Many Olympic athletes take advantage of a loophole to the anti-doping rules that ban the use of performance enhancing drugs through a practice known as "legal doping," or taking legal prescription medications that may improve performance, according to NPR.
More than 100 athletes competing in the Olympic games have tested positive for traces of meldonium, a heart drug that improves blood flow, for example. Meldonium is the drug tennis champion Maria Sharapova admitted to using in March. She said she had been using the drug for a decade.
"You improve blood flow, you improve oxygen getting to the muscles that you want," Ronald Evans, PhD, director of the Gene Expression Laboratory at the Salk Institute in La Jolla, Calif., and an investigator for the Howard Hughes Medical Institute, told NPR. "Therefore, it's good for performance."
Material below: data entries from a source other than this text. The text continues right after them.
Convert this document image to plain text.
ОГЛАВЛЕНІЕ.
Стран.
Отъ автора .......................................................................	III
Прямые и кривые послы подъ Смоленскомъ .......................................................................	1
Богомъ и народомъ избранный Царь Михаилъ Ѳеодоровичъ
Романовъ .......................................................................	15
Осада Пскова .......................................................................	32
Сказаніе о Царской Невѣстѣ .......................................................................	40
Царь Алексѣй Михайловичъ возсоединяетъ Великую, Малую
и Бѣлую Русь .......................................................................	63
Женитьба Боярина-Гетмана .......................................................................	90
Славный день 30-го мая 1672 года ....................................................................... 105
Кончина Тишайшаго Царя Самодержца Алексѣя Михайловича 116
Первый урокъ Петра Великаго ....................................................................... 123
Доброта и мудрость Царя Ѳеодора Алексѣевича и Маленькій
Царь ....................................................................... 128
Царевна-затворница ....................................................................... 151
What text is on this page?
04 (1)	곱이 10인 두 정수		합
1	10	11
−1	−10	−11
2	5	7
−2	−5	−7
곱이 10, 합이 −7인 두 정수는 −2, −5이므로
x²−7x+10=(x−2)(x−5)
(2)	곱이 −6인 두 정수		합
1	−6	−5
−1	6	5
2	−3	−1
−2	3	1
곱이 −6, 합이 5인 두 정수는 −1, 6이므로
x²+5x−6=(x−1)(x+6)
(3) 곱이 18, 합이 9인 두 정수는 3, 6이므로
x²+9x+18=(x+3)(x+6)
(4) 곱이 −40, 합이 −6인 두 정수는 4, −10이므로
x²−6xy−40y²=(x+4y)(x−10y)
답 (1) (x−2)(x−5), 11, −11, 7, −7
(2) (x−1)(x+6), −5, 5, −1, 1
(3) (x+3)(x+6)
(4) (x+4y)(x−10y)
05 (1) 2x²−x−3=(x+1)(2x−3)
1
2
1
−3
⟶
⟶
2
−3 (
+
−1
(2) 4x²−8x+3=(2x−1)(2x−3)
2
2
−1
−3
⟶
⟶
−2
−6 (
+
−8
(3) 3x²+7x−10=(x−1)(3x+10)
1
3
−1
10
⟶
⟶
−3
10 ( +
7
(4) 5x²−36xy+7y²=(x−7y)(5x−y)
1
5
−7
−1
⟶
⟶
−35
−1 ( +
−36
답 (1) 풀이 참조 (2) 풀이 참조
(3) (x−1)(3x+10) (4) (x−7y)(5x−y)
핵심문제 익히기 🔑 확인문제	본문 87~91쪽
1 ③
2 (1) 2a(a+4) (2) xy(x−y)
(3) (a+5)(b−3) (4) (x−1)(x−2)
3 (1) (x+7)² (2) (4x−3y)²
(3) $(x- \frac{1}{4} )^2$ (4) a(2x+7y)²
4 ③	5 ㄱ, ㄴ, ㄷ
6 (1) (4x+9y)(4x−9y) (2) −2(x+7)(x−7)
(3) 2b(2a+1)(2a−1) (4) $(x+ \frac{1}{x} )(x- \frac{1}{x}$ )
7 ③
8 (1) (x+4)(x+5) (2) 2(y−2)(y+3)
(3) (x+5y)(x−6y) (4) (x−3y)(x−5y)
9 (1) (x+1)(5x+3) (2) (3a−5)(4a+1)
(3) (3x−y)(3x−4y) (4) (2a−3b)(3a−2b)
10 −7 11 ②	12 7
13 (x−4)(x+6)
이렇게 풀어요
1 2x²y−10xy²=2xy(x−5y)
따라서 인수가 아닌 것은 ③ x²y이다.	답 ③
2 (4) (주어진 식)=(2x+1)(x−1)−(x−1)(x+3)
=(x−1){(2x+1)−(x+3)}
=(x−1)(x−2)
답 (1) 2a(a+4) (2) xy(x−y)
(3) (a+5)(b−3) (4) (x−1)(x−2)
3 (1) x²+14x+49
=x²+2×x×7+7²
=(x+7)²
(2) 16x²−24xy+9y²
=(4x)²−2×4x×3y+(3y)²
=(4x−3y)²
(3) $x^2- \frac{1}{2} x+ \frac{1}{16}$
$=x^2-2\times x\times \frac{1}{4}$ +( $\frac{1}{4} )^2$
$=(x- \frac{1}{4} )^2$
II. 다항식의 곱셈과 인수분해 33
The World Anti-Doping Agency banned the drug in January, so Ms. Sharapova's later admission barred her from the Rio Olympics. However, the more than 100 athletes who tested positive for the drug can still compete because levels were low enough that they could be left over from use before the ban took effect, according to the report.
"If it's not banned, athletes will use it," said Dr. Evans, according to the report.
While it is not clear exactly how much advantage athletes get from taking meldonium, athletes are experimenting with a widening range of prescription drugs to get ahead.